Sakin olmak başka bir şey, hak savunmak gerektiğinde savaşmak başka bir şey! Ben insanım nihayetinde, içimde tüm duyguları barındırıyorum. Yanlış şeyler olunca canım acıyor, karanlıktan korkuyor, depremden kaçıyor, damarıma basılınca sinirleniyorum. İnsanım yani. Bunun da içinden canavar çıktı diyenlere sesleniyorum. Evde sakin sakin yemek yerken yavaş davranabilirsiniz lakin bir hastanızı hastaneye yetiştirirken aynı yavaş hareketleri gösterirseniz hastanız ölür. Deniz kenarında oturup kitap okurken, bir arkadaşınızla barda biranızı içip sohbet ederken ve iş hayatınızda rutin bir çalışma alışkanlığınızı sürdürürken normal olan bu sakinliği, cephede de aynı rutinde sürdürseniz, ölürsünüz. Hızlı bir araba geliyor ve siz karşıdan karşıya yavaş geçiyorsanız kazaya kurban gitme ihtimaliniz oldukça yüksektir öyle değil mi? Bazı yemekler hafif, bazıları orta, bazıları harlı ateşte pişer lezzetli olabilmeleri için. Yani hayat böyle bir şeydir. Nerde ve kime nasıl davrandığınla alakalı! Sevdiğin birine özel, dışarıdakilere sıradan davranırsın. Biri sana düşmanca yaklaşıp parmağını tetikte tutuyorsa, sen onu elinde çiçeklerle beklemezsin. “ama bunu bekleyen insanlarında varlığı az değil hani, şaşıyorum” Dengeyi tutturamazsan ya ölürsün ya kaybolursun. O yüzden şimdi savaşıyorum. O yüzden içimdeki tüm cephaneliği sırtlayıp omzuma, savaş çukurları açıyorum etrafıma. Sakinliğime kanıp aldanmayın o yüzden. Gerektiğinde dünyayı yerinden sarsıp, o fitili ateşleyebilecek gücü kendimde bulabilirim, gerekirse süpürgesi olan bir cadı, gerekirse şeytandan daha tehlikeli bir varlık haline dönüşebilirim, bu benimle alakalı değil bana yapılanlarla alakalı. Ve sadece benim için geçerli değil her canlı için geçerli. Daha nasıl anlatılır bilmiyorum. Lügatımda daha fazla sarf edilecek kelime kalmadı, tüm şarjörü boşa harcamışım gibi, kovanlar dağılmış ortalık yere. Tüm haznelerim yoğun savaş altında.

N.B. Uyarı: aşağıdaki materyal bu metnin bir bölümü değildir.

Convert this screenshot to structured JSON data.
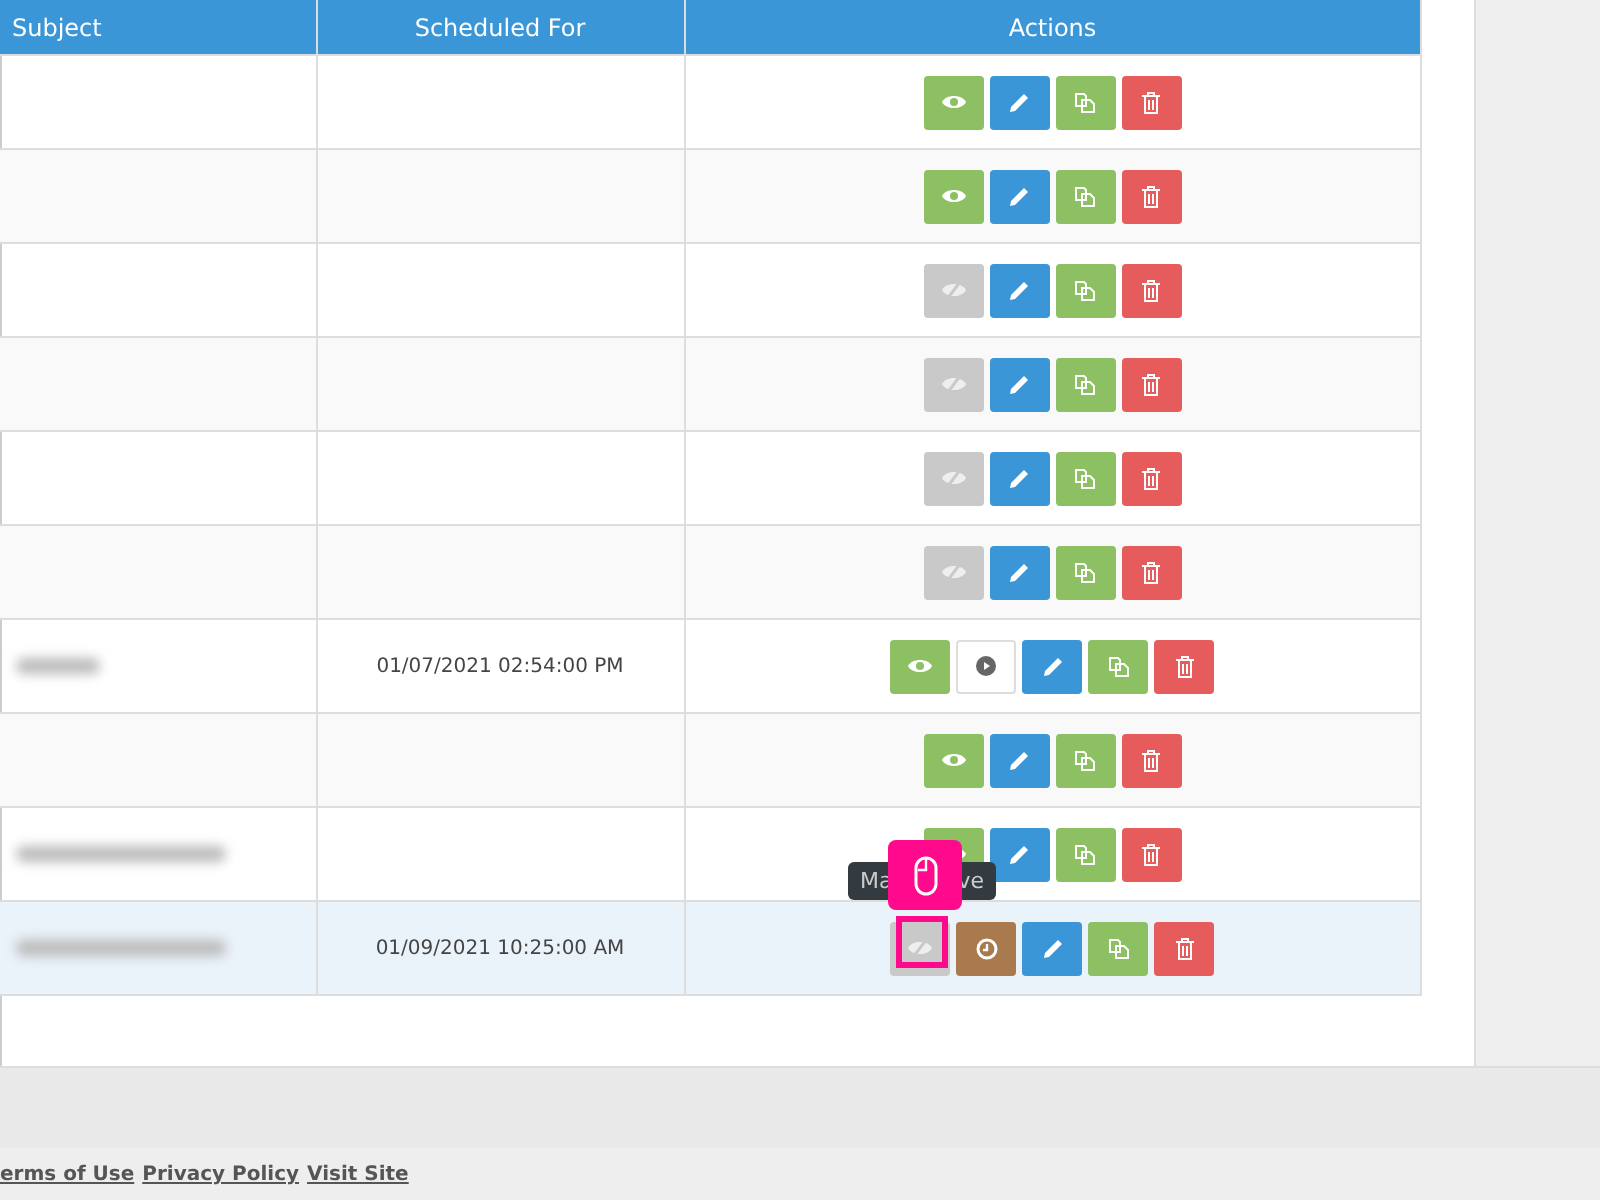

Yaşanılan bu hayatta yürümek istediğiniz kişi ve kişilere, topluma, doğaya, hayvanlara davranış şekliniz acı veriyor ve bunu görüpte aldırmıyorsanız, nasıl dilersiniz kendinize cenneti! Bu hangi dalda çözülebilecek bir hastalık kestiremiyorum. Psikoloji, sosyoloji, fizyoloji, nöroloji belkide hepsinin toplamından beter bir yerde oturup kendi için yeni bir dal belirliyordur insanoğlu. Olması gereken bu mu? Yoksa yaşadığınız hayaloji de boğulmak için gün mü sayıyor parmaklarınız. Anlayamıyorum, anlatamıyorum. Hayat bazen sizi alıp öyle bir yere getiriyor ki nerde olduğunuzu bilmediğiniz bir çukurda hayallerinize kısa kalıyor merdiven. Ve aslında insan olmaya çalışmaktan başka hiç suçunuz yokken delirtenler yüzünden şiddetle deliriyorsunuz.

Bırakmak gerek bazen!

Neden mi?

Bazen olduğu yerde bırakmak daha az acıtır, bilmediğin yollarda ite kalka dost sandığınız kişilerle yürümekten çok daha iyidir.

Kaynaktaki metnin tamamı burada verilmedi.